I have always been fascinating with this topic. The ability of a word to have an inherent offensive value in the eyes of some people is a very interesting thing to discuss. A word is a concept, a human construct used to convey certain information, and in this cases, at some point they become "toxic", for lack of a better description, and their use becomes taboo in general, either for the general population or for certain groups of people.
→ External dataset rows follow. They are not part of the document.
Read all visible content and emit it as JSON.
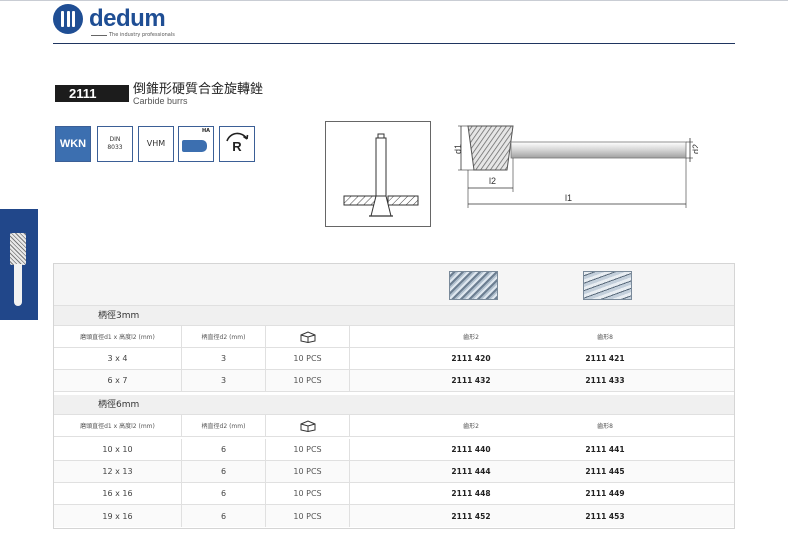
{
  "brand": {
    "name": "dedum",
    "tagline": "The industry professionals",
    "color": "#1f4e94"
  },
  "product": {
    "code": "2111",
    "title_cn": "倒錐形硬質合金旋轉銼",
    "title_en": "Carbide burrs"
  },
  "spec_icons": {
    "wkn": "WKN",
    "din_line1": "DIN",
    "din_line2": "8033",
    "vhm": "VHM",
    "ha": "HA",
    "rotation": "R"
  },
  "drawing_labels": {
    "d1": "d1",
    "d2": "d2",
    "l1": "l1",
    "l2": "l2"
  },
  "table": {
    "cut_type_images": [
      "burr-cut-2-image",
      "burr-cut-8-image"
    ],
    "groups": [
      {
        "title": "柄徑3mm",
        "headers": {
          "size": "磨頭直徑d1 x 高度l2 (mm)",
          "shank": "柄直徑d2 (mm)",
          "pack": "package-icon",
          "cut_a": "齒形2",
          "cut_b": "齒形8"
        },
        "rows": [
          {
            "size": "3 x 4",
            "shank": "3",
            "pack": "10 PCS",
            "cut_a": "2111 420",
            "cut_b": "2111 421"
          },
          {
            "size": "6 x 7",
            "shank": "3",
            "pack": "10 PCS",
            "cut_a": "2111 432",
            "cut_b": "2111 433"
          }
        ]
      },
      {
        "title": "柄徑6mm",
        "headers": {
          "size": "磨頭直徑d1 x 高度l2 (mm)",
          "shank": "柄直徑d2 (mm)",
          "pack": "package-icon",
          "cut_a": "齒形2",
          "cut_b": "齒形8"
        },
        "rows": [
          {
            "size": "10 x 10",
            "shank": "6",
            "pack": "10 PCS",
            "cut_a": "2111 440",
            "cut_b": "2111 441"
          },
          {
            "size": "12 x 13",
            "shank": "6",
            "pack": "10 PCS",
            "cut_a": "2111 444",
            "cut_b": "2111 445"
          },
          {
            "size": "16 x 16",
            "shank": "6",
            "pack": "10 PCS",
            "cut_a": "2111 448",
            "cut_b": "2111 449"
          },
          {
            "size": "19 x 16",
            "shank": "6",
            "pack": "10 PCS",
            "cut_a": "2111 452",
            "cut_b": "2111 453"
          }
        ]
      }
    ]
  }
}
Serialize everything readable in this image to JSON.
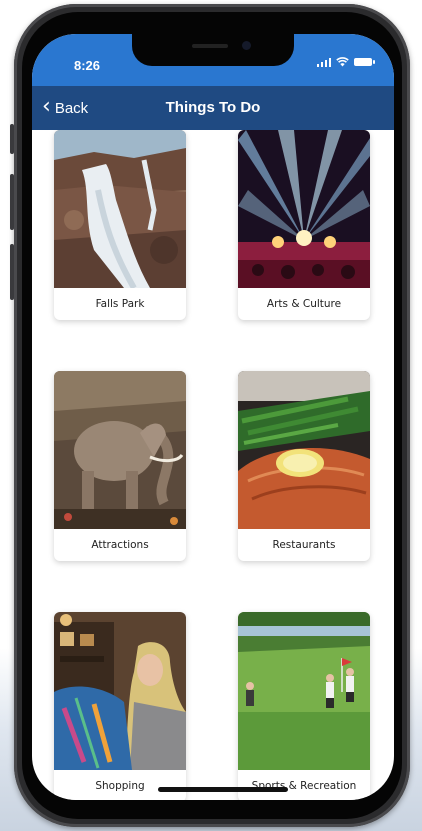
{
  "status_bar": {
    "time": "8:26"
  },
  "nav": {
    "back_label": "Back",
    "title": "Things To Do"
  },
  "categories": [
    {
      "label": "Falls Park",
      "image": "waterfall-photo"
    },
    {
      "label": "Arts & Culture",
      "image": "concert-stage-photo"
    },
    {
      "label": "Attractions",
      "image": "elephant-exhibit-photo"
    },
    {
      "label": "Restaurants",
      "image": "salmon-dish-photo"
    },
    {
      "label": "Shopping",
      "image": "boutique-shopping-photo"
    },
    {
      "label": "Sports & Recreation",
      "image": "golf-course-photo"
    }
  ],
  "colors": {
    "status_bar": "#2a77d0",
    "nav_bar": "#1f4a82"
  }
}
In moments like this, I like to put forward this book as an interesting case:

This book is a psychology  "Trato Familiar del Subnormal", which translates to literally "Family Treatment for the Retarded". Now, this is quite old, as you can see, and it was written in the 70s, back when the word "Subnormal" could be used freely and with no real inherent toxicity. Back then, it was used as an insult too, but there was no real objection with using it in a professional term. Now you'd probably be sued if you used it like that, even if it's in a medical context. There seems to be a process whereas some words acquire negative implications, regardless of context, and I don't know if that's allright. And the curious thing is, this applied only to certain concepts, and not to others. Do blind people feel offended when you call it that to someone who's not paying attention? Do deaf people feel offended when you call it that to someone who's ignoring you? You could say it's a "different context", but then we'd have to discuss where's the line between acceptable and unacceptable. A word should be just that, a word. It shouldn't have that much power regardless of context. And I think context is the key here. Friends insulting each other during a friendly conversation can say absolute obscenities to each other and not feel offended, but those same words can become suddenly aggravating when the same people use them in a completely different context. A word isn't inherently offensive, it's just offensive when the context of that conversation really makes it so.

 



- "If you have the heart of a true winner, you can always get more pissed off than some other asshole."